乗客が肩まで飛行機の外に吸い出されたライアンエアー機事故、エンジン部品が衝突し窓破損と 暫定報告書

画像提供, PA Wire
先月10日にギリシャ・テッサロニキからドイツ・メミンゲンへ向かっていたアイルランドの格安航空ライアンエアーのボーイング機で、窓が壊れ、男性客の頭と右肩が一時、機外に吸い出された事故で、アメリカ国家運輸安全委員会(NTSB)は13日、当該機のエンジンの破片が衝突して窓が割れたため、乗客が体の一部を吸い出されたとの見解を示した。
NTSBは暫定報告書で、当該機がギリシャの空港を離陸して間もなく、エンジンのファンブレードが破損し、事故が起きたと説明している。
セルビア国籍のリュビシャ・カロヴィッチさんは、飛行機の窓から頭部と右肩を吸い出され「重傷を負い、ショック状態」に陥った。
妻のスヴェトラーナ・グルコヴィッチ・マクシモヴィッチさんは事故後、BBCセルビア語に対し、自分とほかの乗客2人で数分間にわたり、夫の脚をつかみ続けたのだと話していた。
何があったのか
NTSBは報告書で当該機について、「機体の上昇中に、第2(右)エンジンのファンブレード脱落(FBO)が発生した」としている。
「乗務員はSKG(テッサロニキ国際空港)へ引き返すことを決め、問題なく着陸した」
NTSBは、事故の数日後にギリシャ当局から「調査を全面的に委任された」という。
報告書は、乗務員が説明した経緯についても詳述している。それによると、機体が高度を上げている最中にエンジンの「高振動」警報があったという。
これを受けて乗務員は、エンジン出力を下げ、一連の確認作業を行った。振動が収まると、自動操縦で機体は上昇を続けたと、報告書には書かれている。
しかしその後、エンジンの振動が再び激しくなり、乗務員は大きな爆発音を聞いた。そのため緊急事態を宣言して降下を開始した。
客室乗務員は爆発音が聞こえ、振動を感じたほか、酸素マスクが天井から降りてくる前に少量の煙を確認したと報告している。
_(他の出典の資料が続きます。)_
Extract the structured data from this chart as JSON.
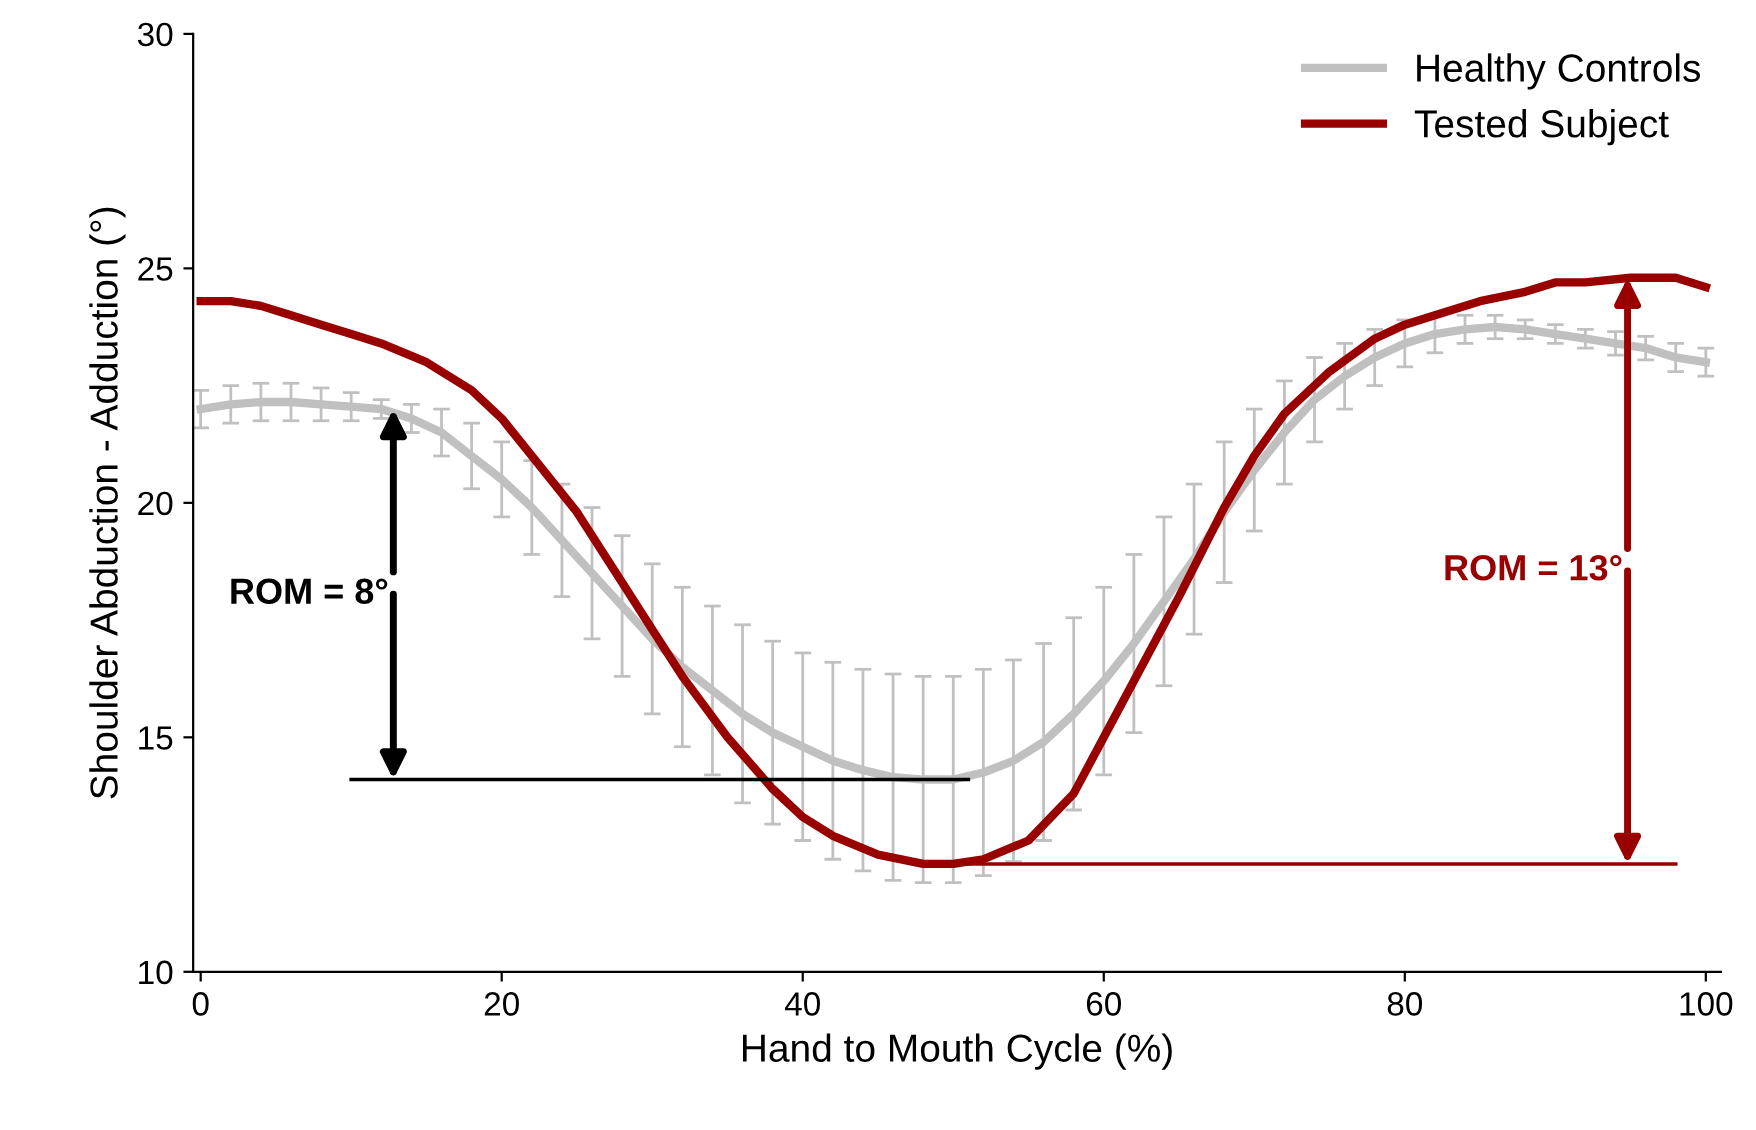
{
  "chart_data": {
    "type": "line",
    "xlabel": "Hand to Mouth Cycle (%)",
    "ylabel": "Shoulder Abduction - Adduction (°)",
    "xlim": [
      -0.5,
      101
    ],
    "ylim": [
      10,
      30
    ],
    "xticks": [
      0,
      20,
      40,
      60,
      80,
      100
    ],
    "yticks": [
      10,
      15,
      20,
      25,
      30
    ],
    "grid": false,
    "legend": "top right",
    "marker": "none",
    "line_style": "solid",
    "series": [
      {
        "name": "Healthy Controls",
        "color": "#c0c0c0",
        "x": [
          0,
          2,
          4,
          6,
          8,
          10,
          12,
          14,
          16,
          18,
          20,
          22,
          24,
          26,
          28,
          30,
          32,
          34,
          36,
          38,
          40,
          42,
          44,
          46,
          48,
          50,
          52,
          54,
          56,
          58,
          60,
          62,
          64,
          66,
          68,
          70,
          72,
          74,
          76,
          78,
          80,
          82,
          84,
          86,
          88,
          90,
          92,
          94,
          96,
          98,
          100
        ],
        "values": [
          22.0,
          22.1,
          22.15,
          22.15,
          22.1,
          22.05,
          22.0,
          21.8,
          21.5,
          21.0,
          20.5,
          19.9,
          19.2,
          18.5,
          17.8,
          17.1,
          16.5,
          16.0,
          15.5,
          15.1,
          14.8,
          14.5,
          14.3,
          14.15,
          14.1,
          14.1,
          14.25,
          14.5,
          14.9,
          15.5,
          16.2,
          17.0,
          17.9,
          18.8,
          19.8,
          20.7,
          21.5,
          22.2,
          22.7,
          23.1,
          23.4,
          23.6,
          23.7,
          23.75,
          23.7,
          23.6,
          23.5,
          23.4,
          23.3,
          23.1,
          23.0
        ],
        "errors": [
          0.4,
          0.4,
          0.4,
          0.4,
          0.35,
          0.3,
          0.2,
          0.3,
          0.5,
          0.7,
          0.8,
          1.0,
          1.2,
          1.4,
          1.5,
          1.6,
          1.7,
          1.8,
          1.9,
          1.95,
          2.0,
          2.1,
          2.15,
          2.2,
          2.2,
          2.2,
          2.2,
          2.15,
          2.1,
          2.05,
          2.0,
          1.9,
          1.8,
          1.6,
          1.5,
          1.3,
          1.1,
          0.9,
          0.7,
          0.6,
          0.5,
          0.4,
          0.3,
          0.25,
          0.2,
          0.2,
          0.2,
          0.25,
          0.25,
          0.3,
          0.3
        ]
      },
      {
        "name": "Tested Subject",
        "color": "#990000",
        "x": [
          0,
          2,
          4,
          6,
          8,
          10,
          12,
          15,
          18,
          20,
          22,
          25,
          28,
          30,
          32,
          35,
          38,
          40,
          42,
          45,
          48,
          50,
          52,
          55,
          58,
          60,
          62,
          65,
          68,
          70,
          72,
          75,
          78,
          80,
          82,
          85,
          88,
          90,
          92,
          95,
          98,
          100
        ],
        "values": [
          24.3,
          24.3,
          24.2,
          24.0,
          23.8,
          23.6,
          23.4,
          23.0,
          22.4,
          21.8,
          21.0,
          19.8,
          18.3,
          17.3,
          16.3,
          15.0,
          13.9,
          13.3,
          12.9,
          12.5,
          12.3,
          12.3,
          12.4,
          12.8,
          13.8,
          15.0,
          16.2,
          18.0,
          19.9,
          21.0,
          21.9,
          22.8,
          23.5,
          23.8,
          24.0,
          24.3,
          24.5,
          24.7,
          24.7,
          24.8,
          24.8,
          24.6
        ]
      },
      {
        "color": "#000000",
        "x": [
          10,
          51
        ],
        "values": [
          14.1,
          14.1
        ]
      },
      {
        "color": "#990000",
        "x": [
          50,
          98
        ],
        "values": [
          12.3,
          12.3
        ]
      }
    ],
    "annotations": [
      {
        "text": "ROM = 8°",
        "x": 12.8,
        "y": 22.0
      },
      {
        "text": "ROM = 13°",
        "x": 94.8,
        "y": 24.8
      }
    ]
  }
}
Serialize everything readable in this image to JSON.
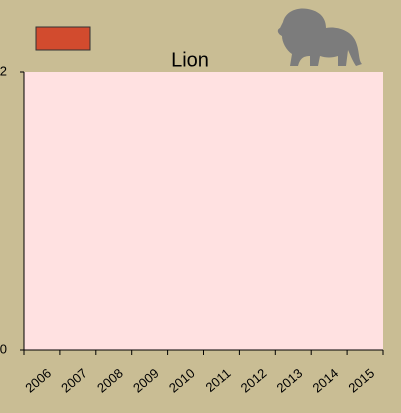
{
  "chart_data": {
    "type": "bar",
    "title": "Lion",
    "categories": [
      "2006",
      "2007",
      "2008",
      "2009",
      "2010",
      "2011",
      "2012",
      "2013",
      "2014",
      "2015"
    ],
    "series": [
      {
        "color": "#d24b2e",
        "values": [
          null,
          null,
          null,
          null,
          null,
          null,
          null,
          null,
          null,
          null
        ]
      }
    ],
    "ylim": [
      0,
      2
    ],
    "yticks": [
      0,
      2
    ],
    "plot_background": "#ffe1e1"
  }
}
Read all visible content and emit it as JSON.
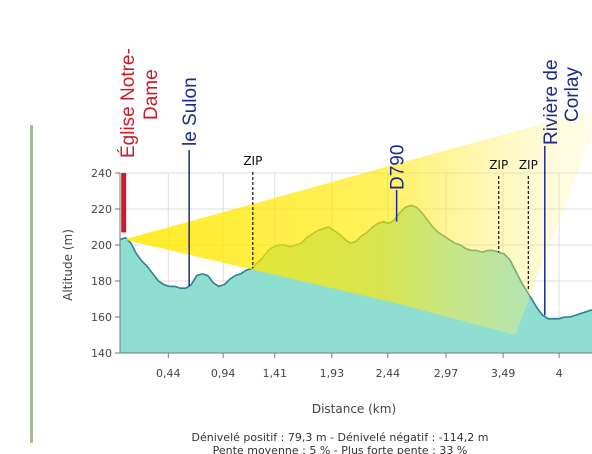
{
  "chart_data": {
    "type": "area",
    "xlabel": "Distance (km)",
    "ylabel": "Altitude (m)",
    "xlim": [
      0,
      4.3
    ],
    "ylim": [
      140,
      240
    ],
    "xticks": [
      0.44,
      0.94,
      1.41,
      1.93,
      2.44,
      2.97,
      3.49,
      4
    ],
    "xtick_labels": [
      "0,44",
      "0,94",
      "1,41",
      "1,93",
      "2,44",
      "2,97",
      "3,49",
      "4"
    ],
    "yticks": [
      140,
      160,
      180,
      200,
      220,
      240
    ],
    "grid": true,
    "colors": {
      "area": "#8fded2",
      "outline": "#2f7f8c",
      "beam": "#ffe800",
      "grid": "#dddddd"
    },
    "x": [
      0.0,
      0.05,
      0.1,
      0.15,
      0.2,
      0.25,
      0.3,
      0.35,
      0.4,
      0.45,
      0.5,
      0.55,
      0.6,
      0.65,
      0.7,
      0.75,
      0.8,
      0.85,
      0.9,
      0.95,
      1.0,
      1.05,
      1.1,
      1.15,
      1.2,
      1.25,
      1.3,
      1.35,
      1.4,
      1.45,
      1.5,
      1.55,
      1.6,
      1.65,
      1.7,
      1.75,
      1.8,
      1.85,
      1.9,
      1.95,
      2.0,
      2.05,
      2.1,
      2.15,
      2.2,
      2.25,
      2.3,
      2.35,
      2.4,
      2.45,
      2.5,
      2.55,
      2.6,
      2.65,
      2.7,
      2.75,
      2.8,
      2.85,
      2.9,
      2.95,
      3.0,
      3.05,
      3.1,
      3.15,
      3.2,
      3.25,
      3.3,
      3.35,
      3.4,
      3.45,
      3.5,
      3.55,
      3.6,
      3.65,
      3.7,
      3.75,
      3.8,
      3.85,
      3.9,
      3.95,
      4.0,
      4.05,
      4.1,
      4.15,
      4.2,
      4.25,
      4.3
    ],
    "y": [
      203,
      204,
      201,
      195,
      191,
      188,
      184,
      180,
      178,
      177,
      177,
      176,
      176,
      178,
      183,
      184,
      183,
      179,
      177,
      178,
      181,
      183,
      184,
      186,
      187,
      190,
      193,
      197,
      199,
      200,
      200,
      199,
      200,
      201,
      204,
      206,
      208,
      209,
      210,
      208,
      206,
      203,
      201,
      202,
      205,
      207,
      210,
      212,
      213,
      212,
      214,
      218,
      221,
      222,
      221,
      218,
      214,
      210,
      207,
      205,
      203,
      201,
      200,
      198,
      197,
      197,
      196,
      197,
      197,
      196,
      195,
      192,
      186,
      180,
      175,
      170,
      165,
      161,
      159,
      159,
      159,
      160,
      160,
      161,
      162,
      163,
      164
    ],
    "markers": [
      {
        "label": "Église Notre-Dame",
        "x": 0.02,
        "color": "#cc1b2a"
      },
      {
        "label": "le Sulon",
        "x": 0.63,
        "color": "#1c2a8c"
      },
      {
        "label": "D790",
        "x": 2.52,
        "color": "#1c2a8c"
      },
      {
        "label": "Rivière de Corlay",
        "x": 3.87,
        "color": "#1c2a8c"
      }
    ],
    "zips": [
      {
        "label": "ZIP",
        "x": 1.21
      },
      {
        "label": "ZIP",
        "x": 3.45
      },
      {
        "label": "ZIP",
        "x": 3.72
      }
    ],
    "footer": [
      "Dénivelé positif : 79,3 m - Dénivelé négatif : -114,2 m",
      "Pente moyenne : 5 % - Plus forte pente : 33 %"
    ]
  }
}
そうした異変を感じた後、乗客が助けを求めていることに気づいたと、客室乗務員の1人は証言した。窓ガラスがなくなり、乗客の1人の「体の一部が、客室の壊れた窓にはまり込んだ」状態になっていたという。
報告書は事故機のエンジンについて、今年5月の超音波検査では不具合は見つからなかったと説明した。
ライアンエアーのマイケル・オリアリー最高経営責任者(CEO)は先に、この事故について、エンジンが「異物による損傷」を受けたことが原因だった可能性に言及していた。
事故機は、ライアンエアーの子会社マルタ航空が運航していた。